7. Il résulte de ce qui précède, sans qu'il soit besoin d'examiner les autres moyens de la requête, que M. A et Mme A sont fondés à demander l'annulation de la décision attaquée.

Sur les conclusions à fin d'injonction et d'astreinte :

8. Le présent jugement, eu égard au motif d'annulation retenu, implique nécessairement qu'il soit enjoint au ministre de l'intérieur et des outre-mer de faire délivrer à Mme A le visa de long séjour sollicité dans un délai de deux mois à compter de la notification du présent jugement, sans qu'il soit besoin d'assortir cette injonction d'une astreinte.

Sur les frais liés au litige :

9. M. A a obtenu le bénéfice de l'aide juridictionnelle totale. Ainsi, son avocate peut se prévaloir des dispositions de l'article 37 de la loi du 10 juillet 1991. Il y a lieu, dans les circonstances de l'espèce, de mettre à la charge de l'État la somme de 1 200 euros à verser à Me Arnal, sous réserve que celle-ci renonce au versement de la part contributive de l'Etat.

D E C I D E :

Article 1er : La décision implicite de la commission de recours contre les décisions de refus de visa d'entrée en France née le 9 août 2023 est annulée.

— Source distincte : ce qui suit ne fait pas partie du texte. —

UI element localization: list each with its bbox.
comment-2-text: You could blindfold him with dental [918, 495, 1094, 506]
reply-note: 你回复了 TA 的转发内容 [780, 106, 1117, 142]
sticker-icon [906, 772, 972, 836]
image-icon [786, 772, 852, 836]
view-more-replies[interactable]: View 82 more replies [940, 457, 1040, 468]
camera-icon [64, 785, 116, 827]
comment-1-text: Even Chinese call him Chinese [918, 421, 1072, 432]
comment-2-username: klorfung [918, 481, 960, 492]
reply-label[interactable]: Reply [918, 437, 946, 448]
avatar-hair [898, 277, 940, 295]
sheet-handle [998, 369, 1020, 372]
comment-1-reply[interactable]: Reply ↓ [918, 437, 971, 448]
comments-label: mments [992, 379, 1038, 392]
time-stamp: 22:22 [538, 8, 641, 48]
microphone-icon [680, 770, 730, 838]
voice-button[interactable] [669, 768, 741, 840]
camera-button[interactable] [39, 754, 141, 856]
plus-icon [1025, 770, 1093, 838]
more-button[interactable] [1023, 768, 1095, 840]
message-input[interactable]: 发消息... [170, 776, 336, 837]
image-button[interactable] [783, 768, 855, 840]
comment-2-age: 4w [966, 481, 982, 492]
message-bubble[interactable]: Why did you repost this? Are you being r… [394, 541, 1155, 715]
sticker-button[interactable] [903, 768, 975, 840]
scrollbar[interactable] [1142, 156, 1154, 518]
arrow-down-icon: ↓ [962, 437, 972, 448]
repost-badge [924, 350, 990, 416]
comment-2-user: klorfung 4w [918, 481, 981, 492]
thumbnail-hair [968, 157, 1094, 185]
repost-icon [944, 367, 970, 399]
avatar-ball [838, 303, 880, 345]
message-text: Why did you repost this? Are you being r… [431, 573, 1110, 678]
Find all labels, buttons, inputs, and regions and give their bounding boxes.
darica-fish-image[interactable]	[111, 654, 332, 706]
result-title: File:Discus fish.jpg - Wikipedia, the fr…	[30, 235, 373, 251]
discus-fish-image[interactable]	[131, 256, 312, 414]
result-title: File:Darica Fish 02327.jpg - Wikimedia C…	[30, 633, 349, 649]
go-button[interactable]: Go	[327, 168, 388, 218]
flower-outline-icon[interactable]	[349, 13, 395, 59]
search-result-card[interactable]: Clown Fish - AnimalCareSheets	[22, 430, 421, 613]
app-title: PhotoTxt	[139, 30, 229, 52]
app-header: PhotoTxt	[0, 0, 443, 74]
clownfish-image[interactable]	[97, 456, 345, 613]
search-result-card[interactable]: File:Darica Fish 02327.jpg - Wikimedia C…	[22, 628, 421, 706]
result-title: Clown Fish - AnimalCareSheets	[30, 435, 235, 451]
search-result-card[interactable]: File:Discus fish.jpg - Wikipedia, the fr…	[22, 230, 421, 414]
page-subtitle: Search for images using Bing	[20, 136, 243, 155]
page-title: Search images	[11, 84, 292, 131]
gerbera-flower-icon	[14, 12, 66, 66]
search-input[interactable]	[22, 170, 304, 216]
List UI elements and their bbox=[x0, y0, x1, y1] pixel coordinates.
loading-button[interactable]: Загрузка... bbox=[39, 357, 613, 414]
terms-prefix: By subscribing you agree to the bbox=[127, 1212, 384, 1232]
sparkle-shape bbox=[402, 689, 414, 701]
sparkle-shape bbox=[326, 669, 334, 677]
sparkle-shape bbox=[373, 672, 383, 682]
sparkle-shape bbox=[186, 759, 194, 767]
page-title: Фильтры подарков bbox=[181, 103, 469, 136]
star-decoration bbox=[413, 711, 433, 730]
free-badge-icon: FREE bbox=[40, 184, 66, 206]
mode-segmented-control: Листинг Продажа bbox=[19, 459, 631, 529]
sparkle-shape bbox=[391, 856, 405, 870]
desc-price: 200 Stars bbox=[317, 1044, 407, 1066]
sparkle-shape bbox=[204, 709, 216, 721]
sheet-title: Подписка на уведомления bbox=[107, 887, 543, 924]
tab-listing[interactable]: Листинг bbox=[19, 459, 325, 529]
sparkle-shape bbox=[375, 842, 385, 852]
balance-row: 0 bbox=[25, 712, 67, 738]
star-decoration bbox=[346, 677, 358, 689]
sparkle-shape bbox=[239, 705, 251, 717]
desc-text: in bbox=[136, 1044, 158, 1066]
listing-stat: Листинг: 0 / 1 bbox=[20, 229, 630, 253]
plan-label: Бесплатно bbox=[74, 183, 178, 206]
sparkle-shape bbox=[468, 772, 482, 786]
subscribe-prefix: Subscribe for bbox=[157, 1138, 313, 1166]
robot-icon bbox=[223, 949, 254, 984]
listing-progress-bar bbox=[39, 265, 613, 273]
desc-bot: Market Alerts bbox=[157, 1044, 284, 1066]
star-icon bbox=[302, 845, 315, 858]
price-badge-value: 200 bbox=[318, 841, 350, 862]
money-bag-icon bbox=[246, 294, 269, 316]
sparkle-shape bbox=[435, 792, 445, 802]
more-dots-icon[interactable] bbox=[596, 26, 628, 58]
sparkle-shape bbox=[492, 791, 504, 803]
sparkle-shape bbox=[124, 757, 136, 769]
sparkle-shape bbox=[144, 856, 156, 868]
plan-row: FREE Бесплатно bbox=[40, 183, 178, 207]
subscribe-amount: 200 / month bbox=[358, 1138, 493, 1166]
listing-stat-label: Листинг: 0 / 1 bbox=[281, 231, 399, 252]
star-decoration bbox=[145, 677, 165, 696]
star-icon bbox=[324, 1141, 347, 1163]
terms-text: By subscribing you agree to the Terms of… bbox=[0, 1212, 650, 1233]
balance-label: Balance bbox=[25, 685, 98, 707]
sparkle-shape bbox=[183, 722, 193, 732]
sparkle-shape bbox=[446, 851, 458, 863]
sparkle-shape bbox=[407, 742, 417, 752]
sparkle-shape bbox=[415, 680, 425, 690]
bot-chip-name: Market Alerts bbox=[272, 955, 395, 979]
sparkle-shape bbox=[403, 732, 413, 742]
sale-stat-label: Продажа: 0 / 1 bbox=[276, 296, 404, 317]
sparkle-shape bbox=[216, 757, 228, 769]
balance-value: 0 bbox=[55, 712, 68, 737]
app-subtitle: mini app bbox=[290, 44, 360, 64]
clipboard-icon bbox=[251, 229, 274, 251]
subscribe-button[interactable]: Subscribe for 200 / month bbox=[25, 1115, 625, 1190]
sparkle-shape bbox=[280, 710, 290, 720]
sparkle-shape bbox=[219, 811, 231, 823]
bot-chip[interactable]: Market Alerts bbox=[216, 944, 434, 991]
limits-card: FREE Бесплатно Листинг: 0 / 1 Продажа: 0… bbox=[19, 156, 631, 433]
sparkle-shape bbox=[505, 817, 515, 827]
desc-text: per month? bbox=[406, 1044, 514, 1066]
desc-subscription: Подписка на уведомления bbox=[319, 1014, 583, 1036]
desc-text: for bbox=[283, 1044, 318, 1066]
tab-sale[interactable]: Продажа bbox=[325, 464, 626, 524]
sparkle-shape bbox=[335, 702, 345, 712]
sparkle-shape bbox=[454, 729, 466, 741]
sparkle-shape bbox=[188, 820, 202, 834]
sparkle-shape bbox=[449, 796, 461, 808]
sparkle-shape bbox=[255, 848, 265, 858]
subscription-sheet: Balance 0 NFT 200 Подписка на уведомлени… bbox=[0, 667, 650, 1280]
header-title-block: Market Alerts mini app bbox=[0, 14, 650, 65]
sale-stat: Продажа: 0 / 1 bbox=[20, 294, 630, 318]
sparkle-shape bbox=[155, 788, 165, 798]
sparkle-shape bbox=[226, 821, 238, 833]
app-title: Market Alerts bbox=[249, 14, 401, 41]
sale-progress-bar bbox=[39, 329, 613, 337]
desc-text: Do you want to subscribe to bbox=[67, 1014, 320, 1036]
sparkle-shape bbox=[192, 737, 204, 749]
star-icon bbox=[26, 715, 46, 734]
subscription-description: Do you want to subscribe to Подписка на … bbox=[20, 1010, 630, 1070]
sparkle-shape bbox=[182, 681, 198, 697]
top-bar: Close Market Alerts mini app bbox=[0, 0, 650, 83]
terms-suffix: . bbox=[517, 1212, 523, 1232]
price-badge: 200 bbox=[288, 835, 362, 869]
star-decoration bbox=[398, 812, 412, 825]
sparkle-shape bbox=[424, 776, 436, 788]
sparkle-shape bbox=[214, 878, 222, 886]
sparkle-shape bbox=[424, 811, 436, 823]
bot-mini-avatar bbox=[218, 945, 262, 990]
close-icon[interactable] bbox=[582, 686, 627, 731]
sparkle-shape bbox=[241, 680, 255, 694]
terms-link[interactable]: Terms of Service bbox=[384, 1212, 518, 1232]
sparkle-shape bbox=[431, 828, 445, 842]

Article 2 : Il est enjoint au ministre de l'intérieur et des outre-mer de délivrer à Mme A le visa de long séjour sollicité dans un délai de deux mois à compter de la notification du présent jugement.

Article 3 : L'Etat versera à Me Arnal la somme de 1 200 (mille deux cents) euros sur le fondement des dispositions combinées de l'article 37 de la loi du 10 juillet 1991 et de l'article L. 761-1 du code de justice administrative, sous réserve que cette dernière renonce au versement de la part contributive de l'Etat.

Article 4 : Le surplus des conclusions de la requête est rejeté.

Article 5 : Le présent jugement sera notifié à M. C A, à Mme B A, à Me Arnal et au ministre de l'intérieur et des outre-mer.

Délibéré après l'audience du 11 mars 2024, à laquelle siégeaient :

Mme Chauvet, présidente,

Mme André, première conseillère,

Mme Heng, conseillère.

Rendu public par mise à disposition au greffe le 2 avril 2024.

La rapporteure,

H. HENGLa présidente,

C. CHAUVETLa greffière,

A. VOISIN

La République mande et ordonne au ministre de l'intérieur et des outre-mer en ce qui le concerne ou à tous commissaires de justice à ce requis en ce qui concerne les voies de droit commun contre les parties privées, de pourvoir à l'exécution de la présente décision.